I'm gathering that it's nearly a waste of time to try to reverse .NET applications in a native debugger. But why? Of course the computer is executing machine code in the end, not CIL. So what clutters the x86-64 code so much when running a .NET application? Is the general rule to use native debuggers on native code and tools like ILSpy on .NET?
Microsoft .Net uses CIL (Common Intermediate Language). It is a - bytecode - assembly language for a virtual machine which is an abstract stack-based CPU - by abstract I mean not implemented in hardware.

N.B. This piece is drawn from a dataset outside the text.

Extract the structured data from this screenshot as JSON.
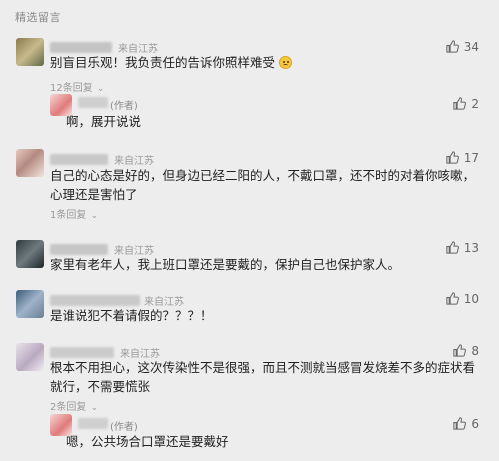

Therefore, x86 gdb cannot make sense of the .Net bytecode given that all it knows is x86 assembly. But, in general you can easily reverse a bytecode into source code (because the VM states are more deterministic than those of a hardware CPU) or debug it using and .Net virtual machine with debug capabilities (i.e. ILSpy). If you want more info on debuggers/decompilers/... for .Net check out this link. Also, if you debug with gdb, you're most likely to be debugging the VM assembly code rather than the .Net bytecode of the application. In other words, what you are seeing is the VM running bytecode, not the bytecode running.
I think it's more that you're debugging the code that launches the runtime assembly (and produces an error if it's not found) then after that is just pure MSIL which is effectively in another language (rather than machine code), which gets interpreted by the runtime (think of it like Java bytecode).. which will be meaningless without translating that to what the virtual machine would do... which a good .NET decompiler would actually convert to code for you anyway.